‘From the bullets in the back of Ahmaud Arbery to countless other acts of violence … hate never goes away, it only hides’: Biden signs bill making lynching a federal hate crime alongside Kamala Harris and Al Sharpton
- President Joe Biden signed a bill into law Tuesday afternoon that makes lynching a federal crime
- The bill was named the Emmett Till Anti-Lynching Act, after one of the most gruesome stories of lynching that happened in Mississippi in 1955
- ‘To the Till family, we remain in awe of your courage to find purpose through your pain,’ Biden said
President Joe Biden signed a bill into law Tuesday afternoon that makes lynching a federal crime at a packed event in the Rose Garden alongside Vice President Kamala Harris and civil rights leader Al Sharpton.
The bill was named the Emmett Till Anti-Lynching Act, after one of the most gruesome stories of lynching that happened in Mississippi in 1955 and grew the civil rights movement.
‘To the Till family, we remain in awe of your courage to find purpose through your pain,’ Biden said. ‘But the law is not just about the past, it’s about the present – and our future as well.’
Biden has said time and time again that it was the ‘unite the rally’ and related events in Charlottesville in 2017 that motivated to run for president after deciding not to run in 2016 after the 2015 death of his son Beau.
‘Racial hate isn’t an old problem, it’s a persistent problem,’ the president said. ‘Hate never goes away, it only hids. It hides under the rocks.
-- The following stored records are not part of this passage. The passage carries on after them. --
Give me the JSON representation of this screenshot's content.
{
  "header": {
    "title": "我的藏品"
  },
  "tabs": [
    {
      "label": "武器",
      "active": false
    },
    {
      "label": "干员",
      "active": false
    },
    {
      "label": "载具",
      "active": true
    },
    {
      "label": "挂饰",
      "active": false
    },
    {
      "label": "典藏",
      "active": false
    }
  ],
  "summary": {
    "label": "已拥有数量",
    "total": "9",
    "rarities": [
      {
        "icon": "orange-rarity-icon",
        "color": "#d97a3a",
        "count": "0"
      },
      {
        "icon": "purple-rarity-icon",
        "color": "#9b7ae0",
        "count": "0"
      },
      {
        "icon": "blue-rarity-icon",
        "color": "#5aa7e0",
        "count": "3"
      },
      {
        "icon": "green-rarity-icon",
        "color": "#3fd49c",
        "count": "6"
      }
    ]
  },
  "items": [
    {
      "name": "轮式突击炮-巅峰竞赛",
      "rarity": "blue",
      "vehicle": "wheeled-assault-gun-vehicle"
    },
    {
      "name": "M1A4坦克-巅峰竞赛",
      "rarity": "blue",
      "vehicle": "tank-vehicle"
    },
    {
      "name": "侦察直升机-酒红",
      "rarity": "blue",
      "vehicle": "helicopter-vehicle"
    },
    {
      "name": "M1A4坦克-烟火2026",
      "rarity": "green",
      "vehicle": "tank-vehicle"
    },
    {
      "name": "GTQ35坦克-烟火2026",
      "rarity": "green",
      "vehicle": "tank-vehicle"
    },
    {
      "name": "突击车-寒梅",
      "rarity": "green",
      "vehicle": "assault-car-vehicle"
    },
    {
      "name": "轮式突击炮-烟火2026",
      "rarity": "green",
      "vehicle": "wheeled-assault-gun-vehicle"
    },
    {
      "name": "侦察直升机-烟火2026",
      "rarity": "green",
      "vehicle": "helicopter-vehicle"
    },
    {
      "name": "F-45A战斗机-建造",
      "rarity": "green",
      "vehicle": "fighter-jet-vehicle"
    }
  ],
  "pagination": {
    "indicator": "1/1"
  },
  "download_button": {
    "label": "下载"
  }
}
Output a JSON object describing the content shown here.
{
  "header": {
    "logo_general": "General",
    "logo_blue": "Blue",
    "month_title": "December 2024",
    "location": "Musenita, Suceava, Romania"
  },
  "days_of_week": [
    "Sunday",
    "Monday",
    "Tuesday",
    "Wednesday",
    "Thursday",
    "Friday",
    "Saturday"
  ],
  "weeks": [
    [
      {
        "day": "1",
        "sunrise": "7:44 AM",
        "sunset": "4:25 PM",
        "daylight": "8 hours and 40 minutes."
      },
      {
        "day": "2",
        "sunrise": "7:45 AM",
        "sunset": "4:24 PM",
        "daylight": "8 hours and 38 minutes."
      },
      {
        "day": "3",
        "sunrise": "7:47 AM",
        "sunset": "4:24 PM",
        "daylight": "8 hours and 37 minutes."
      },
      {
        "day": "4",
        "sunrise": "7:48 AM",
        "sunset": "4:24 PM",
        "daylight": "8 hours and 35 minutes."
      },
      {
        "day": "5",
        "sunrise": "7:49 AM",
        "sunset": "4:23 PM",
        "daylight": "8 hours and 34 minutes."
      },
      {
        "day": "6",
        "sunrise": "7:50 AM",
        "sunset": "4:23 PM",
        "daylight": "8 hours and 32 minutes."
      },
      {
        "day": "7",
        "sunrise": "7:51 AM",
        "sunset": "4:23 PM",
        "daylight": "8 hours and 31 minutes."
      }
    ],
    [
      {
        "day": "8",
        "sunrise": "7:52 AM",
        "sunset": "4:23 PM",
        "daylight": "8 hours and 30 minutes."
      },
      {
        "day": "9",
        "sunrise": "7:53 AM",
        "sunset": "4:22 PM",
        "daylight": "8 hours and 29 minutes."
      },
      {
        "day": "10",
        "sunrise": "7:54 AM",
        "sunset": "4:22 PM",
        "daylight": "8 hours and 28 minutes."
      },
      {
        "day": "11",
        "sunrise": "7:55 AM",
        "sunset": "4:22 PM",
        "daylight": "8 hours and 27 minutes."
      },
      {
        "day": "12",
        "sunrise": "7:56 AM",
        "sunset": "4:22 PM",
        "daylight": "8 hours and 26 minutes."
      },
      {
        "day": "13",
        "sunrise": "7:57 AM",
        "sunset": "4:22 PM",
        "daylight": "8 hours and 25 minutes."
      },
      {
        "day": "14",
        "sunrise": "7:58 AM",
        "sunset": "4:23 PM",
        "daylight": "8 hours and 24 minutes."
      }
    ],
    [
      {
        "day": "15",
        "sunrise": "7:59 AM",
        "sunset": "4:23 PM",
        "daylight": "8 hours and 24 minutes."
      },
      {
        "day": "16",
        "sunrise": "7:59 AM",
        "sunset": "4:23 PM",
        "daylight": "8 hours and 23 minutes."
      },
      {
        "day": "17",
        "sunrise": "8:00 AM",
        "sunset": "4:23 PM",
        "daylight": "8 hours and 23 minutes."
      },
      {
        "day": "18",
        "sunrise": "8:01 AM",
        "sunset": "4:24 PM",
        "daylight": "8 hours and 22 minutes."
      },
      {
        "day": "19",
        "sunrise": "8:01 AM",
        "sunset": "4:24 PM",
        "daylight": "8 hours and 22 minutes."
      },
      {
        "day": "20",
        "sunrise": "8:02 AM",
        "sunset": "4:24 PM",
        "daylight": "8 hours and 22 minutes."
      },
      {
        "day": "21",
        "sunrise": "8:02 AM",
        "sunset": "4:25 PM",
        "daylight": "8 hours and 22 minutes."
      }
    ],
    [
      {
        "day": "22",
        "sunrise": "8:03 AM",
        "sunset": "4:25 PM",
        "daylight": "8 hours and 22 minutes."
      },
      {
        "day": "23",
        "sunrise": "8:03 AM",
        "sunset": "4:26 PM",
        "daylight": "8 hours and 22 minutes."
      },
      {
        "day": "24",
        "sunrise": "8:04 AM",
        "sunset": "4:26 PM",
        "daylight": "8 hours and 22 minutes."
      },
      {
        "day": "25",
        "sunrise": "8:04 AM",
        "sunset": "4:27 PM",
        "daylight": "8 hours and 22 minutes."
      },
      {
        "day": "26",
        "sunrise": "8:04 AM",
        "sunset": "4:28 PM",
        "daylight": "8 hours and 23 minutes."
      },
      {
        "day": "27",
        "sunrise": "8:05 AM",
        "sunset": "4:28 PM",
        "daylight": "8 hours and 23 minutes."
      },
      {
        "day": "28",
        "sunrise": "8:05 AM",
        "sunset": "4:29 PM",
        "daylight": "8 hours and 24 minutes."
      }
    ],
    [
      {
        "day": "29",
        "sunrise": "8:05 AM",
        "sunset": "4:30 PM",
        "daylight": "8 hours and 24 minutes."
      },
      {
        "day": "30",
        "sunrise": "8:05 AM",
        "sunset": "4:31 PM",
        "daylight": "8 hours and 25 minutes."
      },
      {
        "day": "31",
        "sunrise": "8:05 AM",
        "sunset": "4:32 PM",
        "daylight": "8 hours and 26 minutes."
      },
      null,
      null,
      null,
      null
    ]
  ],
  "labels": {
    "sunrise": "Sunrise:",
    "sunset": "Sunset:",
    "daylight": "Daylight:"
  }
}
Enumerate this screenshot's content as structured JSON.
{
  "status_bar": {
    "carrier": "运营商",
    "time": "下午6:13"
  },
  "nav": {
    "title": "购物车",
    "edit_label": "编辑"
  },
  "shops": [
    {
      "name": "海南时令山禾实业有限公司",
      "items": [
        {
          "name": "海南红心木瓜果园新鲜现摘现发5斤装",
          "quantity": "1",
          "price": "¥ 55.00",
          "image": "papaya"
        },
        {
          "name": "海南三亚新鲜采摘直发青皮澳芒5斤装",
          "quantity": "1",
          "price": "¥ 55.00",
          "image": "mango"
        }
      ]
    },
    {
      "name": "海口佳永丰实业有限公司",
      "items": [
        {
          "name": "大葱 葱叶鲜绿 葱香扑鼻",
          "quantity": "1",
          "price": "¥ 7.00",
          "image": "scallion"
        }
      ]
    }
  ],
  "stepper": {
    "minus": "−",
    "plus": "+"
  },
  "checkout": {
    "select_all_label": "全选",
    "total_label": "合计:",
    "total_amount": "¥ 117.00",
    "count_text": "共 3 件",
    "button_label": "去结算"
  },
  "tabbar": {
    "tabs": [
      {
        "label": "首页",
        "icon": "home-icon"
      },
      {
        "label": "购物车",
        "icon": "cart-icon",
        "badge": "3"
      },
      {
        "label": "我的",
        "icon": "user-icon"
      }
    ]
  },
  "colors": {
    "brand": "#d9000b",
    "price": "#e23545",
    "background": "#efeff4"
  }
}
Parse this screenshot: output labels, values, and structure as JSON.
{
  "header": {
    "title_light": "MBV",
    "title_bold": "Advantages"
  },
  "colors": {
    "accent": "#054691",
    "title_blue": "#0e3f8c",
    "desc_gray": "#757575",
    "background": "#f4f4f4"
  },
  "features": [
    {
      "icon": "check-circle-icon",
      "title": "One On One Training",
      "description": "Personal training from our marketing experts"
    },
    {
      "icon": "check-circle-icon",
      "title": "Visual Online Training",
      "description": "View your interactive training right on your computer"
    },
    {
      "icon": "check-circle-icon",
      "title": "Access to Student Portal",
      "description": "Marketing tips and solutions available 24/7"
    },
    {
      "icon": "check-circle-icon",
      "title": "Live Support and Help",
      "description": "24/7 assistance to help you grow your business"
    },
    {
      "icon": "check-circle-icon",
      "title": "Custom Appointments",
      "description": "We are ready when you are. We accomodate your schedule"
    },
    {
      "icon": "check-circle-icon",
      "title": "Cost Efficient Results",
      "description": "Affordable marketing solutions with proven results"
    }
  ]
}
Give it just a little bit of oxygen it comes roaring back out, screaming.’
‘What stops it is all of us,’ he added. ‘All of us stops it.’
Biden remarked on the long slog it took to get the legislation passed, 100 years after similar bills were proposed.
Vice President Kamala Harris, he said, was an instrumental sponsor when she served in the U.S. Senate.
She took a turn speaking too, as did the great-granddaughter of Ida B. Wells, Michelle Duster.
Biden acknowledged the long delay during remarks in the Rose Garden to lawmakers, administration officials and civil rights advocates, stressing how the violent deaths of black Americans were used to intimidate them and prevent them from voting simply because of their skin color.
‘Thank you for never giving up, never ever giving up,’ the president said. ‘Lynching was pure terror to enforce the lie that not everyone, not everyone, belongs in America, not everyone is created equal.’
But the president stressed that forms of racial terror continue to exist in the U.S. – creating the need for the law.